Roanoke Times Copyright (c) 1995, Landmark Communications, Inc. DATE: THURSDAY, December 9, 1993 TAG: 9312080079 SECTION: EXTRA PAGE: 1 EDITION: METRO SOURCE: Beth Macy DATELINE: LENGTH: Medium
He was hobbling across the Wasena bridge, one of his legs clearly mangled. The way he looked at the people driving by him at 30 miles an hour - the way he peered mournfully into our cushioned, temperature-controlled cars - you couldn't help but feel for him.
His hair was black, all messy and humped up to the side. When he hopped up from the street to the curb, he missed the car in front of me by about two feet.
I pictured this poor little mutt in that room at the SPCA - a muzzle on his snout, the long needle going into him, the sudden slump from the euthanasia technician's arms down to the tattered linoleum floor.
Then I imagined my own mutt, Scooter - who is lying in the chair beside me now, his four perfect legs crossed over each other just so - in that same awful room, where an average of two dozen animals in the Roanoke Valley are put to sleep every day.
\ They put a notice in our paycheck envelopes recently. Called "Giving Change Won't Make a Change," the pamphlet is a Downtown Roanoke handout designed to encourage people not to give panhandlers money. Instead, it says, we should make donations to the social-service organizations that help street people.

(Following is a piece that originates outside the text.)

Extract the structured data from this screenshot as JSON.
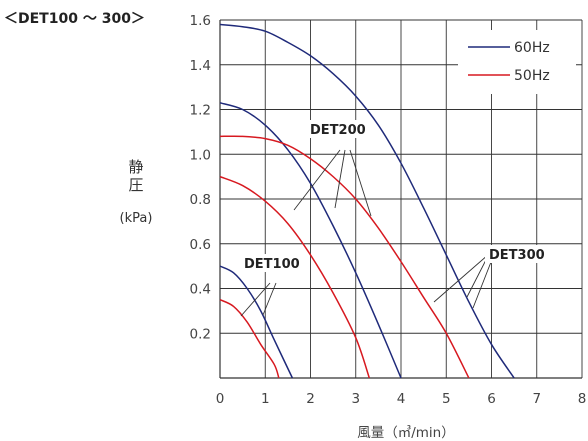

"Not all of Roanoke's panhandlers are drug- or alcohol-dependent, but most are," it says. "The change you give them on the street is most often spent on more drugs or alcohol - furthering their addiction and dependence on you and society."
I couldn't help but think of that dog on the bridge when I read that pamphlet. And I couldn't help but remember the day last summer when I helped serve free lunch at Roanoke Area Ministries, then walked downtown for a $5 lunch of my own.
As I walked back to work that afternoon, I spotted a street person heading toward me, a camouflage satchel strapped across his back.
The stranger was singing loudly. He was singing mostly jibberish - though I could make out a distinct reggae beat. As he got closer to me, his swaying became pronounced. It wasn't so much a drunken kind of sway, but a happy - deliriously happy - kind of bounce.
From the corner of my eye, I watched his dreadlocks bob up and down as he walked.
Avoid eye contact and don't stop walking, Downtown Roanoke's pamphlet instructs.
As our shoulders passed, the man's jibberish turned coherent. He sang: "THERE'S THE LADY JUST SERVED ME LUNCH AT THE RAM HOUSE, AND NOW SHE CAN'T EVEN SPEAK."
I did as the pamphlet instructs. I avoided eye contact and kept on walking. And I felt an odd combination of fear and guilt.
Fear, for having looked just a little.
And guilt, for not having looked closely enough.
\ I'm not sure why we get more worked up over homeless dogs than homeless people. I wrote a feature story two years ago chronicling the struggles of the SPCA euthanasia technicians and the animals they have to kill because of overpopulation. It received more reader response than anything I'd written before.
Recently I spent a week at a writers' retreat in Sweet Briar, where I taped pictures of my dog, Scooter, to the wall and pretended petting him every day. This, after I'd begged them (unsuccessfully) to let me bring the dog with me - so I wouldn't get lonely.
"But he's my inspiration," I told the admissions director, only half-joking.
During a trip to visit relatives in Baltimore last February, my husband and I were shocked by the big-city begging scene. You couldn't walk a block without being approached for money - an advance my sister-in-law successfully thwarts by giving them her most recent doggy bag.
I'm not sure why I can't stand to look these people in the eye.
Maybe it has to do with seeing myself in their worn, lonely faces. The possibility that I could end up on the streets - that I could end up one of them - is too painful to imagine, let alone confront face to face.
Not that I think dogs should be valued more than human beings. It's just that they're so innocent - and, by extension - so much easier to love.
They don't turn on us. They don't back out on their AA meetings. They don't get fired from their jobs for showing up drunk or late, or not at all. They're easier to help. And when we help them, we feel good about ourselves.
I thought of all that when I saw that poor, sad-sack of a dog on the bridge the other day and felt that same combination of fear and guilt.
Fear for the dog, for being there - and looking so lost.
And guilt for myself, for looking into his eyes - and feeling too much.